Говорят, что это фотограф из Москвы. Из толстого цветного журнала. Он попросил разрешения у мужа и фотографирует усопшую через дорогую фотооптику. Он, выпятив нижнюю губу, смотрит на экспонометр и положение солнца. Большинство присутствующих смотрит на него. Поэтому не все и не сразу заметили этого непонятного парня. Примерно минуту на него смотрит только один человек.

На него смотрит муж.

На рыжего в чёрном костюме и чёрных очках.

Из-под чёрных очков текло.

Щёки его были мокрыми.

Никто не мог понять, кто это?

Неизвестный стоял у могилы долго.

До того момента, когда Преддождье перестало быть «Пред».

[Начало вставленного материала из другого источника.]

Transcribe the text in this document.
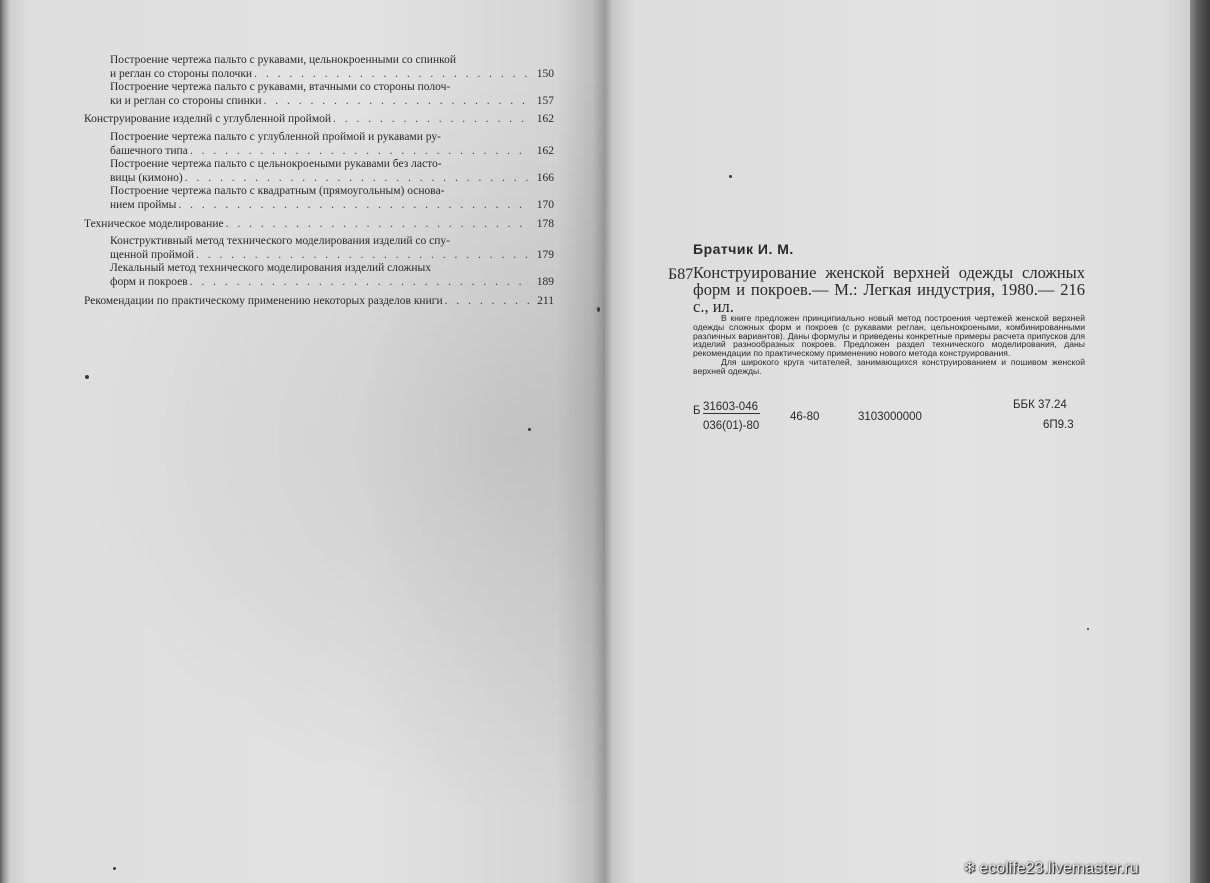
Построение чертежа пальто с рукавами, цельнокроенными со спинкой
и реглан со стороны полочки . . .	150
Построение чертежа пальто с рукавами, втачными со стороны полоч-
ки и реглан со стороны спинки . . .	157
Конструирование изделий с углубленной проймой . . .	162
Построение чертежа пальто с углубленной проймой и рукавами ру-
башечного типа . . .	162
Построение чертежа пальто с цельнокроеными рукавами без ласто-
вицы (кимоно) . . .	166
Построение чертежа пальто с квадратным (прямоугольным) основа-
нием проймы . . .	170
Техническое моделирование . . .	178
Конструктивный метод технического моделирования изделий со спу-
щенной проймой . . .	179
Лекальный метод технического моделирования изделий сложных
форм и покроев . . .	189
Рекомендации по практическому применению некоторых разделов книги . . .	211
Братчик И. М.
Б87 Конструирование женской верхней одежды сложных форм и покроев.— М.: Легкая индустрия, 1980.— 216 с., ил.

В книге предложен принципиально новый метод построения чертежей женской верхней одежды сложных форм и покроев (с рукавами реглан, цельнокроеными, комбинированными различных вариантов). Даны формулы и приведены конкретные примеры расчета припусков для изделий разнообразных покроев. Предложен раздел технического моделирования, даны рекомендации по практическому применению нового метода конструирования.

Для широкого круга читателей, занимающихся конструированием и пошивом женской верхней одежды.

Б 31603-046
036(01)-80
46-80	3103000000
ББК 37.24
6П9.3
❄ ecolife23.livemaster.ru
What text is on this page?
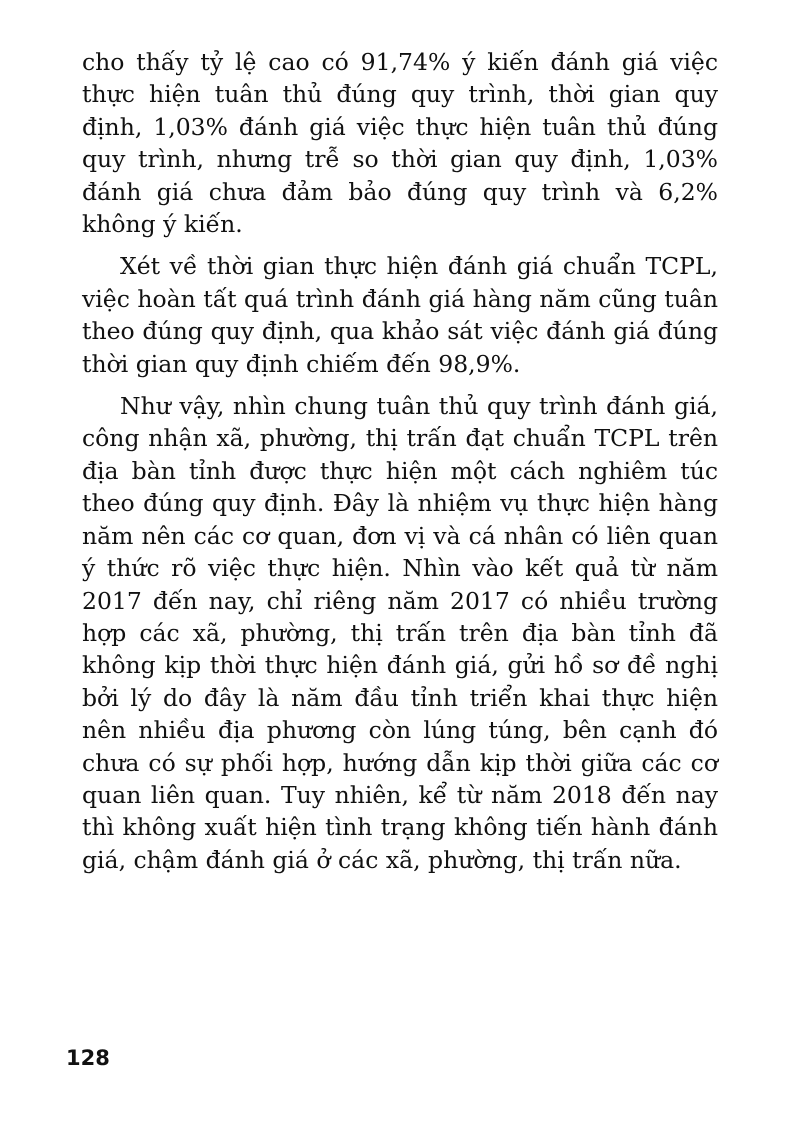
cho thấy tỷ lệ cao có 91,74% ý kiến đánh giá việc thực hiện tuân thủ đúng quy trình, thời gian quy định, 1,03% đánh giá việc thực hiện tuân thủ đúng quy trình, nhưng trễ so thời gian quy định, 1,03% đánh giá chưa đảm bảo đúng quy trình và 6,2% không ý kiến.

Xét về thời gian thực hiện đánh giá chuẩn TCPL, việc hoàn tất quá trình đánh giá hàng năm cũng tuân theo đúng quy định, qua khảo sát việc đánh giá đúng thời gian quy định chiếm đến 98,9%.

Như vậy, nhìn chung tuân thủ quy trình đánh giá, công nhận xã, phường, thị trấn đạt chuẩn TCPL trên địa bàn tỉnh được thực hiện một cách nghiêm túc theo đúng quy định. Đây là nhiệm vụ thực hiện hàng năm nên các cơ quan, đơn vị và cá nhân có liên quan ý thức rõ việc thực hiện. Nhìn vào kết quả từ năm 2017 đến nay, chỉ riêng năm 2017 có nhiều trường hợp các xã, phường, thị trấn trên địa bàn tỉnh đã không kịp thời thực hiện đánh giá, gửi hồ sơ đề nghị bởi lý do đây là năm đầu tỉnh triển khai thực hiện nên nhiều địa phương còn lúng túng, bên cạnh đó chưa có sự phối hợp, hướng dẫn kịp thời giữa các cơ quan liên quan. Tuy nhiên, kể từ năm 2018 đến nay thì không xuất hiện tình trạng không tiến hành đánh giá, chậm đánh giá ở các xã, phường, thị trấn nữa.

128
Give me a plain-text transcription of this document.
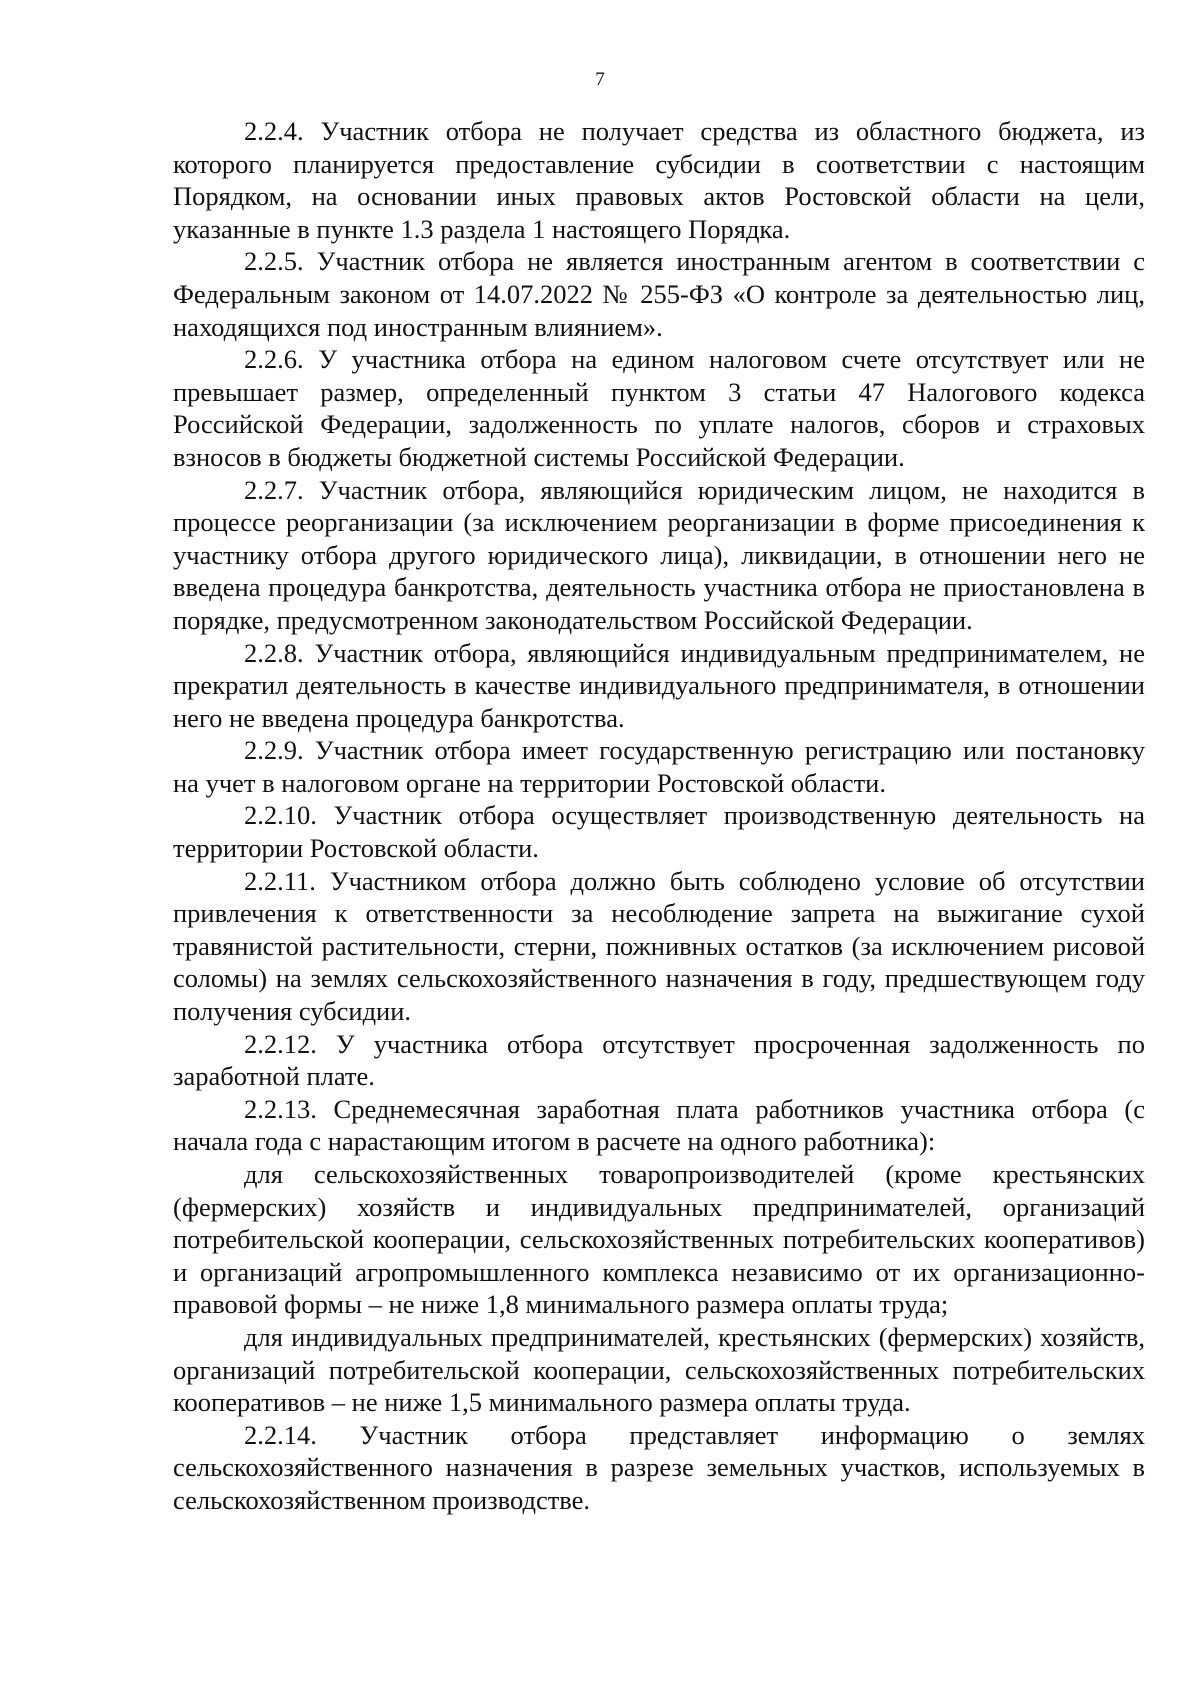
7

2.2.4. Участник отбора не получает средства из областного бюджета, из которого планируется предоставление субсидии в соответствии с настоящим Порядком, на основании иных правовых актов Ростовской области на цели, указанные в пункте 1.3 раздела 1 настоящего Порядка.

2.2.5. Участник отбора не является иностранным агентом в соответствии с Федеральным законом от 14.07.2022 № 255-ФЗ «О контроле за деятельностью лиц, находящихся под иностранным влиянием».

2.2.6. У участника отбора на едином налоговом счете отсутствует или не превышает размер, определенный пунктом 3 статьи 47 Налогового кодекса Российской Федерации, задолженность по уплате налогов, сборов и страховых взносов в бюджеты бюджетной системы Российской Федерации.

2.2.7. Участник отбора, являющийся юридическим лицом, не находится в процессе реорганизации (за исключением реорганизации в форме присоединения к участнику отбора другого юридического лица), ликвидации, в отношении него не введена процедура банкротства, деятельность участника отбора не приостановлена в порядке, предусмотренном законодательством Российской Федерации.

2.2.8. Участник отбора, являющийся индивидуальным предпринимателем, не прекратил деятельность в качестве индивидуального предпринимателя, в отношении него не введена процедура банкротства.

2.2.9. Участник отбора имеет государственную регистрацию или постановку на учет в налоговом органе на территории Ростовской области.

2.2.10. Участник отбора осуществляет производственную деятельность на территории Ростовской области.

2.2.11. Участником отбора должно быть соблюдено условие об отсутствии привлечения к ответственности за несоблюдение запрета на выжигание сухой травянистой растительности, стерни, пожнивных остатков (за исключением рисовой соломы) на землях сельскохозяйственного назначения в году, предшествующем году получения субсидии.

2.2.12. У участника отбора отсутствует просроченная задолженность по заработной плате.

2.2.13. Среднемесячная заработная плата работников участника отбора (с начала года с нарастающим итогом в расчете на одного работника):

для сельскохозяйственных товаропроизводителей (кроме крестьянских (фермерских) хозяйств и индивидуальных предпринимателей, организаций потребительской кооперации, сельскохозяйственных потребительских кооперативов) и организаций агропромышленного комплекса независимо от их организационно-правовой формы – не ниже 1,8 минимального размера оплаты труда;

для индивидуальных предпринимателей, крестьянских (фермерских) хозяйств, организаций потребительской кооперации, сельскохозяйственных потребительских кооперативов – не ниже 1,5 минимального размера оплаты труда.

2.2.14. Участник отбора представляет информацию о землях сельскохозяйственного назначения в разрезе земельных участков, используемых в сельскохозяйственном производстве.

Дождь рухнул сверху в одну секунду.

Он враз вымок с ног до головы.

Медленно повернулся и пошёл к выходу с кладбища, скользя и перемазав ботинки в рыжую глину, – туда, где стояло жёлтое такси с большим белым рекламным гребнем на крыше. Таксист терпеливо ждал, пока он вымоет обувь в глубокой луже. Потом долго вёз его, молчащего, за сорок километров от города.

Он входит в дом.

И через пятнадцать минут.

Он видит.

Видит с высоты трёх метров.

Из-под почти самого потолка.

На самом краешке белого унитаза.

Маленький.

Чёрный.

Волосок.

И вот. Маленькая непокорная спиралька приклеилась к подушечке указательного пальца правой руки.

Он поднёс его к самому-самому глазу.

Он смотрел на него с минуту.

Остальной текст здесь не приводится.